Algo que vale la pena contar

"El ingenio, que no es una ciencia y que por lo tanto, no se puede aprender en ningún centro de educación, significa el mejor aliado en la lucha por la vida y sólo pueden adquirirlo los que han sido forzados por su propio destino a encontrarlo en el constante esfuerzo de sus propias facultades." Álvaro Obregón

Este mes, hace 136 años, concretamente el 19 de febrero de 1880, nacía Álvaro Obregón. A lo largo de estas columnas ya hemos platicado muchas de sus anécdotas.
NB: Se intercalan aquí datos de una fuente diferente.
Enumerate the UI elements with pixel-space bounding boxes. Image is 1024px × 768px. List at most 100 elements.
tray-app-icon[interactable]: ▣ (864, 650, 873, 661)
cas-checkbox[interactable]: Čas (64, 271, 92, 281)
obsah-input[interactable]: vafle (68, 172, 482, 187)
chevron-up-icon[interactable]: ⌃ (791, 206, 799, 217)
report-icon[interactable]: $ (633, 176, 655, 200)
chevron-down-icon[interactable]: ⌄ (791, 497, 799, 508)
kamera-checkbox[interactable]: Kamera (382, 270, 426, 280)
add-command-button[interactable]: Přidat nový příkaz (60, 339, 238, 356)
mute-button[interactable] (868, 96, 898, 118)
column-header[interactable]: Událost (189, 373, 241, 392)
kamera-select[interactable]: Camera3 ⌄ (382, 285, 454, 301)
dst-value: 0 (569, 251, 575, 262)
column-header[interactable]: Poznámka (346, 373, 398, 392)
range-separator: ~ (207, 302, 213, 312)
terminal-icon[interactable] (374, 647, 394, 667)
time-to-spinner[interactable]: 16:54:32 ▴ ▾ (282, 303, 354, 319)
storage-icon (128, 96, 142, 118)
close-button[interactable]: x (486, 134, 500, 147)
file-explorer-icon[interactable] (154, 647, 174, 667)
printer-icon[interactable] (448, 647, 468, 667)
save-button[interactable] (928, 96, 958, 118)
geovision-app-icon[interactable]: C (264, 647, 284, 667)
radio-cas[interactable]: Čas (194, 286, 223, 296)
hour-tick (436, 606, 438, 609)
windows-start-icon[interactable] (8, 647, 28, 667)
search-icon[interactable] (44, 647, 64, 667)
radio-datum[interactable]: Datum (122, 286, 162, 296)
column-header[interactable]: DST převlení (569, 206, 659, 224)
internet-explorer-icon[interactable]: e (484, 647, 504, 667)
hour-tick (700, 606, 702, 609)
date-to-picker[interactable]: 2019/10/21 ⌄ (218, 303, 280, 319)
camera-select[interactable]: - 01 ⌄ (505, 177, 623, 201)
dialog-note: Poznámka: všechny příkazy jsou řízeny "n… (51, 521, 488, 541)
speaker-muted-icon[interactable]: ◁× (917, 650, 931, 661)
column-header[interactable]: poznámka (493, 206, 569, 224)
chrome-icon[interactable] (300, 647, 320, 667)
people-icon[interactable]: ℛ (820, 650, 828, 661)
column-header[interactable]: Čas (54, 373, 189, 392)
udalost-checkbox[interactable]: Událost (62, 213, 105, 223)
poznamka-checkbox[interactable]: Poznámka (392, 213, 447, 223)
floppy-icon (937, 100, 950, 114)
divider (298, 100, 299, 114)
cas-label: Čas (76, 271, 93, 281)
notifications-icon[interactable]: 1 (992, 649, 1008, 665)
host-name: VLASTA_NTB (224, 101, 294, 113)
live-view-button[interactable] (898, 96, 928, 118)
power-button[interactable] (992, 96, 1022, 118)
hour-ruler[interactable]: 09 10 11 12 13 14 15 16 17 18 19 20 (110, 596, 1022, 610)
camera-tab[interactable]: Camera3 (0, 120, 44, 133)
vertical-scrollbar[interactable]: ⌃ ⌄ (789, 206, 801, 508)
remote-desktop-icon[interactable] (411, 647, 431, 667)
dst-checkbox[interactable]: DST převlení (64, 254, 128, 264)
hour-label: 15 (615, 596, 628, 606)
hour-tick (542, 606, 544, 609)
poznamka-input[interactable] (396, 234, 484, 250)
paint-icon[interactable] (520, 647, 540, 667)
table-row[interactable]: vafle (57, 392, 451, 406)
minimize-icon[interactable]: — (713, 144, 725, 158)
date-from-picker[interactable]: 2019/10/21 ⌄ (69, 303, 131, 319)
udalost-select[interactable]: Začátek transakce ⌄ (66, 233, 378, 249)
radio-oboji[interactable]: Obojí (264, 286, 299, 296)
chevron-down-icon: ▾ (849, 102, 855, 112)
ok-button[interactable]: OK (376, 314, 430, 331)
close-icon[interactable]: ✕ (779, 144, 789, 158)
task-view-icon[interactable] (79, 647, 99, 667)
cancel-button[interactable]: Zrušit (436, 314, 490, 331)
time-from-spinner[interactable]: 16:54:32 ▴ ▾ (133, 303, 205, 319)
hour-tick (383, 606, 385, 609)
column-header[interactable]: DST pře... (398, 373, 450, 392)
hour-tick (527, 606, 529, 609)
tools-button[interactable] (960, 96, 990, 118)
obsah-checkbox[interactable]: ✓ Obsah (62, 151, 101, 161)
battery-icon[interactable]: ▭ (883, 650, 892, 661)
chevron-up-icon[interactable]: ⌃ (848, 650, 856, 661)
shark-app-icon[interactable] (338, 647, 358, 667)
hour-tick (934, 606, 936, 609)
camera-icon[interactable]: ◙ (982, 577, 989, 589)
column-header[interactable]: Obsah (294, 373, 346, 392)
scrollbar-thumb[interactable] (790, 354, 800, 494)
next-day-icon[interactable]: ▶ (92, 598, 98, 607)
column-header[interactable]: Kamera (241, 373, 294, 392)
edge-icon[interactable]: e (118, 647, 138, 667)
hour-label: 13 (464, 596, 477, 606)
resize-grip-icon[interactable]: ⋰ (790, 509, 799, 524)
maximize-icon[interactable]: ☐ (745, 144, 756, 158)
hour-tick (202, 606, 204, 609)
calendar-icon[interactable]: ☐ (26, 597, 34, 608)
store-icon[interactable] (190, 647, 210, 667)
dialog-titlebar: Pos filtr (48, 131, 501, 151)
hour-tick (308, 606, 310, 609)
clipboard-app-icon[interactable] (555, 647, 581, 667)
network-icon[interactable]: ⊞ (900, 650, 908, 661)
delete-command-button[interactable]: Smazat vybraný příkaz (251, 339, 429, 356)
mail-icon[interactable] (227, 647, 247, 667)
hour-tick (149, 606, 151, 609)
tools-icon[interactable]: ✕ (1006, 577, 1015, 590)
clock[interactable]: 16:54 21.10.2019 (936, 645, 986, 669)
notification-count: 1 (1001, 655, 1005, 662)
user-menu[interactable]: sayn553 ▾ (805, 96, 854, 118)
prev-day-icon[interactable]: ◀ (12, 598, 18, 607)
Hoy, contaremos una historia sobre su ingenio militar. Y es que Obregón es considerado pionero en la estrategia del ataque aéreo-naval a nivel mundial, tal y como lo refiere la historia sobre el plan de bombardeo desde el "Biplano Sonora" a los buques cañoneros "Guerrero", "Tampico", "Demócrata", "Morelos" y "Oaxaca" que atacaban a los revolucionarios en la ciudad de Guaymas.

Resulta que después de que Carranza desconoció al usurpador Victoriano Huerta,  Álvaro Obregón, apoyando el movimiento revolucionario adquirió con el apoyo del gobernador interino de Sonora Ignacio L. Pesqueira, un avión G.L. Martín Pusher, al que bautizaron lógicamente como "Sonora". Hablamos de mayo de 1913, tiempos en los que la aviación apenas comenzaba. Y entonces para contrarrestar el ataque federal que se realizaba desde los buques, Álvaro Obregón tuvo una idea, bombardearlos desde el aire. Así, a bordo del "Sonora" un piloto francés y un mexicano, sobrevolaron, vigilaron y bombardearon los navíos antes mencionados. Lo anecdótico del asunto es que de todas las bombas que lanzaron, ninguna explotó.  En el primer vuelo, eso sí, lograron que algunos marineros asustados se lanzaran al mar, pero hasta ahí la cosa. Vaya usted a saber qué pasó con los artefactos explosivos que literalmente "se cebaron". Lo importante de la historia es que desde el buque, los marineros se encontraban vulnerables ante un ataque de esa naturaleza por no contar con defensas antiaéreas, llegando a lo mucho a disparar sus fusiles, sin hacer el menor daño al biplano.

 

A pesar de inefectivo, el hecho hostil pasó a la historia mundial como un ataque de guerra insólito e innovador, que sentaría un precedente a observarse durante la Primera y Segunda Guerras Mundiales.

 

Obregón logró ganar el 90% de sus batallas. Seguramente en ese 10% restante figura este primer ataque aeronaval, pero hasta perdiendo, gracias a su ingenio, Obregón salió ganando un lugar en la historia bélica mundial.

Somos lo que hemos leído y esta es, palabra de lector.